We aim to have all services turned around within 3-5 days, with a maximum 10-day turnaround at peak times. Single pickup installation starts at £50/hr + parts; our dedicated repair and QC team is incredibly experienced and flexible in what they offer. Check out our Workshop & Repairs page for more information!
- Pole Piece - A metal slug or screw which corresponds to each individual guitar string, focusing the pickup’s magnetic field at the optimal position to do its job.
- Coil - The basic structural foundation of a pickup: wire wrapped around pole pieces, either as a self-contained unit (in a single coil) or as part of a slightly more complex assembly which shares a single magnet (humbucker).
- Single coil - a pickup style which provides excellent clarity and translation of the sound of the string, but which is susceptible to certain kinds of background hum.
- Humbucker - a pickup designed to eliminate the hum of single coils by cancelling it out with an opposite coil. It has more power and a thicker, warmer sound than a single coil.
- Trembucker - Seymour Duncan’s term for a pickup whose pole pieces are spaced slightly wider apart for a guitar with a Fender or Floyd Rose-style bridge.
- F-Spaced - DiMarzio’s term for a pickup whose pole pieces are spaced slightly wider apart for a guitar with a Fender or Floyd Rose-style bridge.
- Coil Split - A type of wiring option which ‘turns off’ one coil of a humbucker to approximate the sound of a single coil. Usually requires a pickup with four conductor wiring.
- Coil Tap - A type of wiring available with certain kinds of single coil where a ‘tap’ is run off the wire at a certain point, giving you two selectable power levels.
- Series - When two coils are wired so that the current from one goes through the other. This is how humbuckers are usually wired as standard, or you can wire two single coils in series for a bigger tone.

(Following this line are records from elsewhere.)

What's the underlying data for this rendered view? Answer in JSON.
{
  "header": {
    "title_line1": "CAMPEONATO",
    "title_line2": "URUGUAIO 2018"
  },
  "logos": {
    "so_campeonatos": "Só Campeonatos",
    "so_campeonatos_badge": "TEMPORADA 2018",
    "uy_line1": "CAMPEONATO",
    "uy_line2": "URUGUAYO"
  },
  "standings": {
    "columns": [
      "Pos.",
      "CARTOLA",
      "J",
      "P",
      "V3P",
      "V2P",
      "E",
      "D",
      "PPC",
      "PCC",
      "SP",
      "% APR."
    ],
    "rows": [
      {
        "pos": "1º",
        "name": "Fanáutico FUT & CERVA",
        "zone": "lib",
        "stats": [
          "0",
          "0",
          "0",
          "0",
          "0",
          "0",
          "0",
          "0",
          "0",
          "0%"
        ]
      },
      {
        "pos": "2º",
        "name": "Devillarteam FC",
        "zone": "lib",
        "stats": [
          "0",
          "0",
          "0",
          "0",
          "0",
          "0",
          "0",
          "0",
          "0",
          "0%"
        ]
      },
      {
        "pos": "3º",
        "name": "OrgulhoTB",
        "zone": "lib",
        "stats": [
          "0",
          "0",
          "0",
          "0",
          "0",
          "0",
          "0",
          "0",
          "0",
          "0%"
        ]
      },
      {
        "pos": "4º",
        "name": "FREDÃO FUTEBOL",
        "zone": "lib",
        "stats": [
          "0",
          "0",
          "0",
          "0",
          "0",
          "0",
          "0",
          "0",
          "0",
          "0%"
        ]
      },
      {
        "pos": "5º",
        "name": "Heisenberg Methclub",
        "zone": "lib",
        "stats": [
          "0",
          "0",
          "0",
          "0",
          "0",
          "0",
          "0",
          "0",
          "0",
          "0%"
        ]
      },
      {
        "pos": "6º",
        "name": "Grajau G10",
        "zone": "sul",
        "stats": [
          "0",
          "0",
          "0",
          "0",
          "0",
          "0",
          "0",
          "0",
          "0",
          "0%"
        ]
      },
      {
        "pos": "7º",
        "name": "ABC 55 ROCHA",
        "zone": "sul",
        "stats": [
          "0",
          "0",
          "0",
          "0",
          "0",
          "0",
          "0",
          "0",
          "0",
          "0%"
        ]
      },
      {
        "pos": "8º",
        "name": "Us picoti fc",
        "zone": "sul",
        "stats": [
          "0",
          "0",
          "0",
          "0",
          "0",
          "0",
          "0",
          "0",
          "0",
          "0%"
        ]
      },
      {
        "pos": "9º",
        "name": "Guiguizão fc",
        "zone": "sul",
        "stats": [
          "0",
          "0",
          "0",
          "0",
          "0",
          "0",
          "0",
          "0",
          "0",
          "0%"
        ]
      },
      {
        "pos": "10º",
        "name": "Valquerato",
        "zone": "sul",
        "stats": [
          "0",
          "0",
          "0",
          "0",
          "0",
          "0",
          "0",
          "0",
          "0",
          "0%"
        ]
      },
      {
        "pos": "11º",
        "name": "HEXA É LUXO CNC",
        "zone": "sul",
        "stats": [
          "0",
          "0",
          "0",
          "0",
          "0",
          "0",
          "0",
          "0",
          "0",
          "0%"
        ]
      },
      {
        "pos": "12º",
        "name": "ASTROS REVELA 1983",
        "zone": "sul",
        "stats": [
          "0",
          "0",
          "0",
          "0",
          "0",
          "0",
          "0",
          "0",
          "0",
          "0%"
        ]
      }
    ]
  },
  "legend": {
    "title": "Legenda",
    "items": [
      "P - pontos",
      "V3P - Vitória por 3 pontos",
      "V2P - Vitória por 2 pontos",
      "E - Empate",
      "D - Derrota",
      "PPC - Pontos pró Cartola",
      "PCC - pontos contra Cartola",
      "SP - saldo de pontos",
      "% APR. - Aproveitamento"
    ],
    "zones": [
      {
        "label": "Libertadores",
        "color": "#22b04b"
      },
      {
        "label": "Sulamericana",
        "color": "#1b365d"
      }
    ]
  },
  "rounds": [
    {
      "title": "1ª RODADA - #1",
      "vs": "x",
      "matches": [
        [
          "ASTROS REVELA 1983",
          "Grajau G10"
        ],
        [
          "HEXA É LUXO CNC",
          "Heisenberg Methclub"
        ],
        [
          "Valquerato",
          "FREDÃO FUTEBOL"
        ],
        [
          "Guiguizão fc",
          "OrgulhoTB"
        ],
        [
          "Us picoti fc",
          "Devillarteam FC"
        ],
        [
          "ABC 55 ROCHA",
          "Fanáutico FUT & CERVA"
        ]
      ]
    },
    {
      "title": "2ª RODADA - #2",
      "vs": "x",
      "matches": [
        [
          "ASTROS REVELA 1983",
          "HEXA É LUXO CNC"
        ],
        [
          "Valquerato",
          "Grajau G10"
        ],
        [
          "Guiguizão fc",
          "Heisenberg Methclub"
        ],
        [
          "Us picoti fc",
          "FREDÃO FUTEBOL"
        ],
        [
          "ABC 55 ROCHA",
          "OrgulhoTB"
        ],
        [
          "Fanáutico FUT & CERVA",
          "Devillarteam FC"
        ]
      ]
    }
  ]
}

- Parallel - A kind of wiring where the current divides and flows through both coils. Offers more ‘jangle’ and detail to the sound. This is how Stratocaster and Telecaster pickups are typically wired, and you can wire a humbucker in parallel mode too for a thinner, more detailed sound.
- Out-Of-Phase/Phase-switching - When two pickups are built or wired so that they cancel out many of each others’ frequencies, resulting in a hollow, distant, fluid kind of sound.
- Four-Conductor Hookup Wire - Lead wire (i.e.: from the pickup to the guitar’s electronics) which gives you direct access to each of a humbuckerl’s coils, so you can perform wiring options like coil split, series/parallel and phase switching.
- PAF - An early version of the humbucking pickup introduced in the 1950s.